Merritt’s Lyle Saunders among those named on new memorial

By on March 8, 2017
NDP Leader John Horgan, Minister of State for Emergency Preparedness Naomi Yamamoto, Speaker Linda Reid, Lt. Governor Judith Guichon and Chris Kelly, president of the B.C. Search and Rescue Association, unveil monument at the B.C. legislature on Thursday. (Photo courtesy of Don Craig).

A monument recognizing the sacrifice of fallen search and rescue members has joined the Garden of Honour on the B.C. legislature grounds.

Last week search and rescue volunteers gathered from across B.C. and as far away as Saskatchewan for the unveiling of the monument, which bears the names of 17 search and rescue personnel who lost their lives during searches over the past 50 years.

The two Merritt men whose names are inscribed on the monument. (Herald files).

The two Merritt men whose names are inscribed on the monument. (Herald files).

Among the names are those of two Merritt men — pilot Lyle Saunders and spotter Gary Daniels who perished in a plane crash in July of 1967 while engaged in a search for a downed plane.

According to the Merritt Herald of the day, both men died “July 14 when their Piper-Cherokee plane crashed near the east gate of Manning Park, [1.5] miles from the Hope-Princeton Highway.”

Six military planes, two helicopters and a fleet of private planes spent five days search for them.
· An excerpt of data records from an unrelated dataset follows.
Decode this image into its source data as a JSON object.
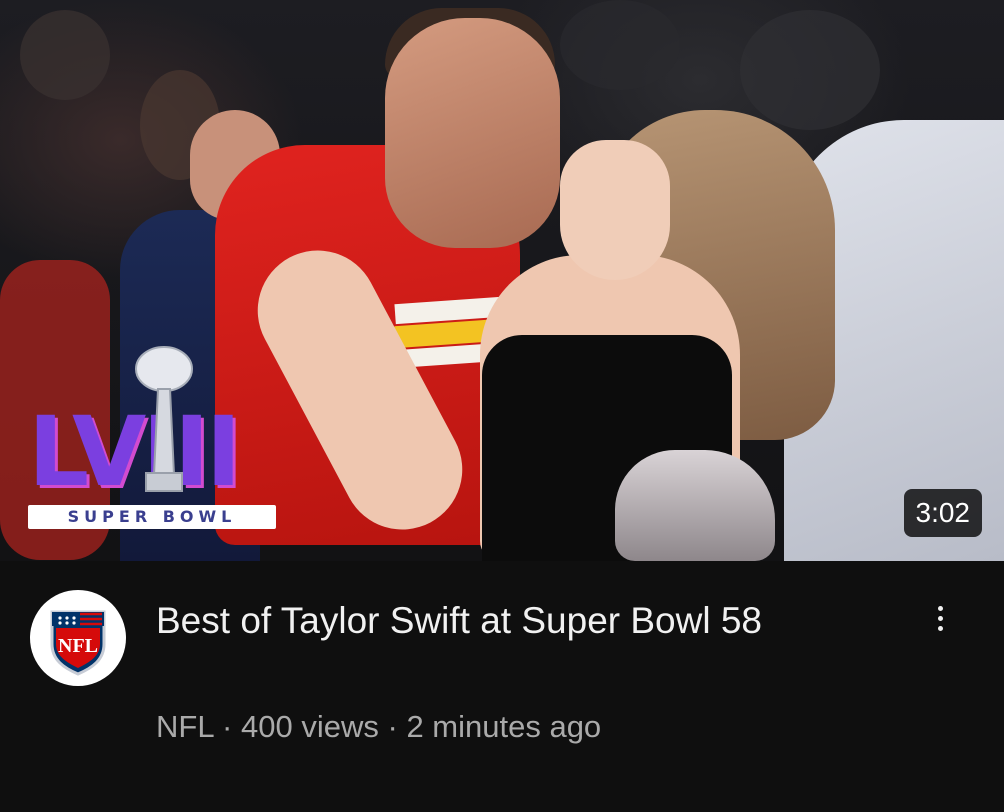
{
  "video": {
    "duration": "3:02",
    "thumbnail_logo_banner": "SUPER BOWL",
    "thumbnail_logo_letters": "LVIII",
    "title": "Best of Taylor Swift at Super Bowl 58",
    "channel": "NFL",
    "separator": "·",
    "views": "400 views",
    "age": "2 minutes ago",
    "avatar_text": "NFL"
  },
  "icons": {
    "menu": "more-vert-icon",
    "channel_avatar": "nfl-shield-icon",
    "trophy": "trophy-icon"
  },
  "colors": {
    "background": "#0f0f0f",
    "title": "#f1f1f1",
    "meta": "#aaaaaa",
    "nfl_blue": "#013369",
    "nfl_red": "#d50a0a"
  }
}
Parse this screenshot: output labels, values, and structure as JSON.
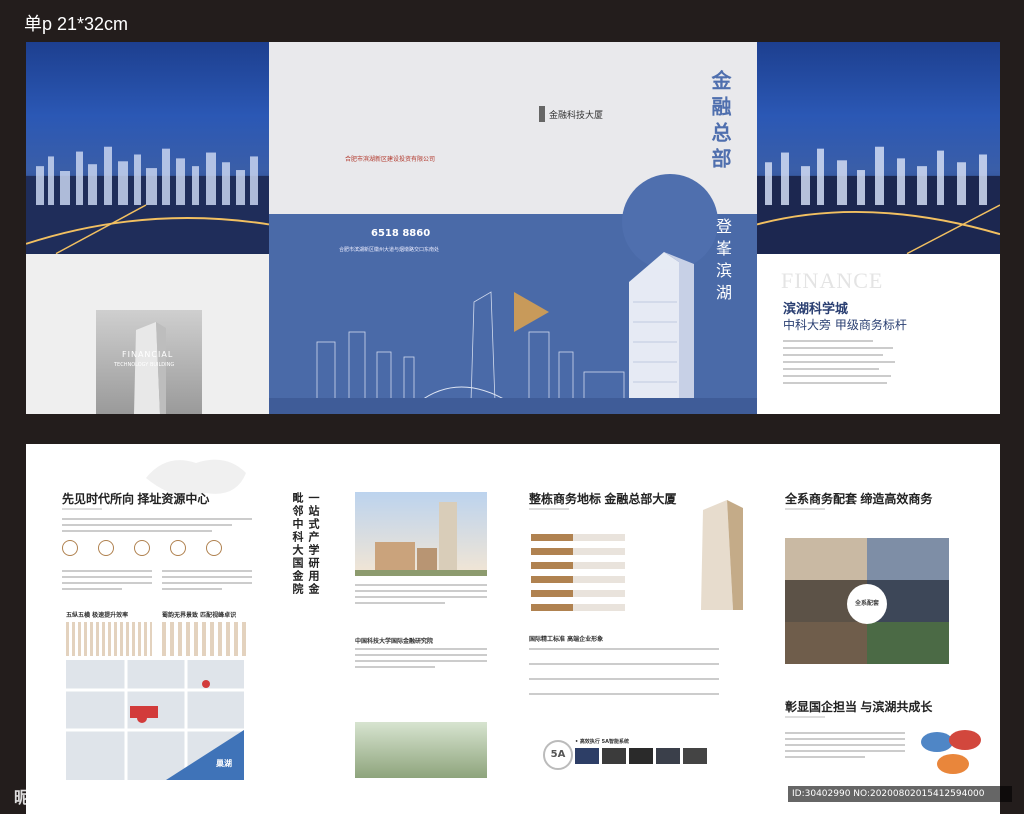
{
  "header": {
    "label": "单p  21*32cm"
  },
  "cover": {
    "logo_text": "金融科技大厦",
    "developer": "合肥市滨湖新区建设投资有限公司",
    "phone": "6518 8860",
    "address": "合肥市滨湖新区徽州大道与烟墩路交口东南处",
    "vertical_title": "金融总部",
    "vertical_subtitle": "登峯滨湖"
  },
  "back_panel": {
    "financial_line1": "FINANCIAL",
    "financial_line2": "TECHNOLOGY BUILDING"
  },
  "flap": {
    "finance_word": "FINANCE",
    "headline1": "滨湖科学城",
    "headline2": "中科大旁 甲级商务标杆"
  },
  "inner": {
    "s1_title": "先见时代所向 择址资源中心",
    "s1_sub1": "五纵五横 极速提升效率",
    "s1_sub2": "蜀韵无界景致 匹配视峰卓识",
    "map_label": "巢湖",
    "s2_vertical_a": "一站式产学研用金",
    "s2_vertical_b": "毗邻中科大国金院",
    "s2_sub": "中国科技大学国际金融研究院",
    "s3_title": "整栋商务地标 金融总部大厦",
    "s3_sub": "国际精工标准 高端企业形象",
    "s3_5a": "5A",
    "s3_5a_caption": "• 高效执行 5A智能系统",
    "s4_title": "全系商务配套 缔造高效商务",
    "s4_center": "全系配套",
    "s5_title": "彰显国企担当 与滨湖共成长"
  },
  "watermark": {
    "brand": "昵享网 www.nipic.cn",
    "id": "ID:30402990 NO:20200802015412594000"
  },
  "colors": {
    "accent_blue": "#4a6aa8",
    "gold": "#b08250",
    "background": "#231d1c"
  }
}
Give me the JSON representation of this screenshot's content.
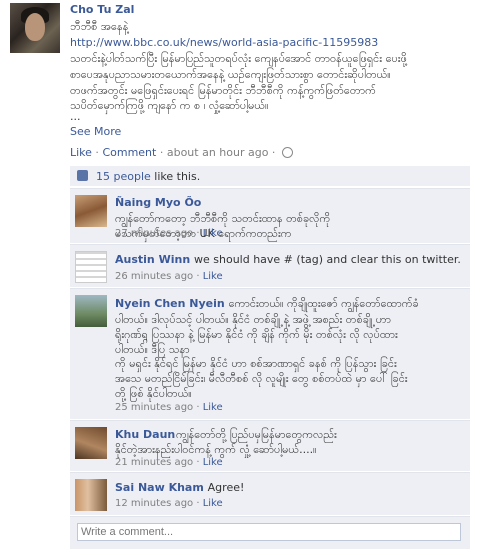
{
  "post": {
    "author": "Cho Tu Zal",
    "lines": [
      "ဘီဘီစီ အနေနဲ့",
      "http://www.bbc.co.uk/news/world-asia-pacific-11595983",
      "သတင်းနဲ့ပါတ်သက်ပြီး မြန်မာပြည်သူတရပ်လုံး ကျေနပ်အောင် တာဝန်ယူဖြေရှင်း ပေးဖို့",
      "စာပေအနုပညာသမားတယောက်အနေနဲ့ ယဉ်ကျေးဖြတ်သားစွာ တောင်းဆိုပါတယ်။",
      "တဖက်အတွင်း မဖြေရှင်းပေးရင် မြန်မာတိုင်း ဘီဘီစီကို ကန့်ကွက်ဖြတ်တောက်",
      "သပိတ်မှောက်ကြဖို့ ကျနော် က စ ၊ လှုံ့ဆော်ပါ့မယ်။",
      "..."
    ],
    "see_more": "See More",
    "actions": {
      "like": "Like",
      "separator": " · ",
      "comment": "Comment",
      "time": "about an hour ago"
    }
  },
  "likes": {
    "count_link": "15 people",
    "suffix": " like this."
  },
  "comments": [
    {
      "name": "Ñaing Myo Õo",
      "lines": [
        "ကျွန်တော်ကတော့ ဘီဘီစီကို သတင်းထာန တစ်ခုလိုကို",
        "မသက်မှတ်တော့ဘာ UK ရောက်ကတည်းက"
      ],
      "time": "27 minutes ago",
      "like": "Like"
    },
    {
      "name": "Austin Winn",
      "lines": [
        "we should have # (tag) and clear this on twitter."
      ],
      "time": "26 minutes ago",
      "like": "Like"
    },
    {
      "name": "Nyein Chen Nyein",
      "lines": [
        "ကောင်းတယ်။ ကိုချိုထူးဇော် ကျွန်တော်ထောက်ခံ",
        "ပါတယ်။ ဒါလုပ်သင့် ပါတယ်။ နိုင်ငံ တစ်ချို့ နဲ့ အဖွဲ့ အစည်း တစ်ချို့ ဟာ",
        "ရိုးဂုဏ်ရ္ဂ ပြဿနာ နဲ့ မြန်မာ နိုင်ငံ ကို ချိန် ကိုက် မိုး တစ်လုံး လို လုပ်ထား",
        "ပါတယ်။ ဒီပြ သနာ",
        "ကို မရှင်း နိုင်ရင် မြန်မာ နိုင်ငံ ဟာ စစ်အာဏာရှင် ခနစ် ကို ပြန်သွား ခြင်း",
        "အသေ မတည်ငြိမ်ခြင်း၊ မီလီတီစစ် လို လူမျိုး တွေ စစ်တပ်ထဲ မှာ ပေါ် ခြင်း",
        "တို့ ဖြစ် နိုင်ပါတယ်။"
      ],
      "time": "25 minutes ago",
      "like": "Like"
    },
    {
      "name": "Khu Daun",
      "lines": [
        "ကျွန်တော်တို့ ပြည်ပမှမြန်မာတွေကလည်း",
        "နိုင်တဲ့အားနည်းပါဝင်ကန့် ကွက် လှုံ့ ဆော်ပါ့မယ်....။"
      ],
      "time": "21 minutes ago",
      "like": "Like"
    },
    {
      "name": "Sai Naw Kham",
      "lines": [
        "Agree!"
      ],
      "time": "12 minutes ago",
      "like": "Like"
    }
  ],
  "composer": {
    "placeholder": "Write a comment..."
  },
  "colors": {
    "link": "#3b5998",
    "panel": "#edeff4",
    "meta": "#7f7f7f"
  }
}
Saunders was born in Lacombe, Alta. in 1915, and was a resident of Merritt for 12 years.

He was the owner-operator of Saunders Lumber Co., part owner of the Grasslands Hotel and was instrumental in negotiating the relocation of the Merritt airstrip with Nicola Stock Farms.

He was survived by his wife and two children. Daniels was single.

In the fall of ‘67, the local airport was dubbed Saunders Field in his memory.

Gary Daniels, who was born in Kelowna in 1940, had lived in Merritt for two years after leaving the Royal Canadian Air Force in which he served for seven years. He worked for a time as a mechanic in town.

The Garden of Honour, on the south side of the B.C. legislature, has monuments for police, firefighters and paramedics who have died in the line of duty.

“Trained volunteers are the first and, sometimes, the only rescuers to arrive to help people in trouble,” said Chris Kelly, president of the B.C. Search and Rescue Association.

“This monument is a solemn reminder that despite extensive safety programs, their work can still be dangerous.”

With more than 4,400 search and rescue volunteers working in B.C., the risks continue daily. Naomi Yamamoto, minister of state for emergency preparedness, noted the recent successful search for 20-year-old Spencer Hunt after an extensive search near Nanaimo has a special significance.

Hunt is related to Reginald Richard Hunt and Alfred Benjamin Hunt, who were aboard a Provincial Emergency Program Air (PEP Air) flight that went down in 1970, killing all aboard.

Kelly said the monument was carved from 17,000 pounds of granite, symbolizing the 17 names inscribed on it.

In addition to the Hunts, they are:

  • Lyle Saunders, PEP Air, Merritt, 1967
  • Gary Daniels, PEP Air, 1967
  • Norman Wilson, PEP Air, Alert Bay, 1970
  • John Craig, PEP Air, Cranbrook, 1983
  • Bob McGregor, North Shore Rescue, 1989
  • Marcel Andrie, Lions Bay Search and Rescue, 1994
  • Bill Bing, PEP Air, Nelson, 1996
  • Sheilah Sweatman, Nelson Search and Rescue, 2011
  • Angie Nemeth, Halfmoon Bay, 2012
  • Victor E. Hanuse, PEP Air, Alert Bay, 1970
  • Cynthia Griffith, PEP Air, Cranbrook, 1983
  • Eric Buss, Bulkley Valley Search and Rescue, 1991
  • Rick Dendys, PEP Air, Nelson, 1996
  • Rick Ayotte, PEP Air, Nelson, 1996
  • Beatrice Sorensen, Royal Canadian Marine Search and Rescue, Halfmoon Bay, 2012.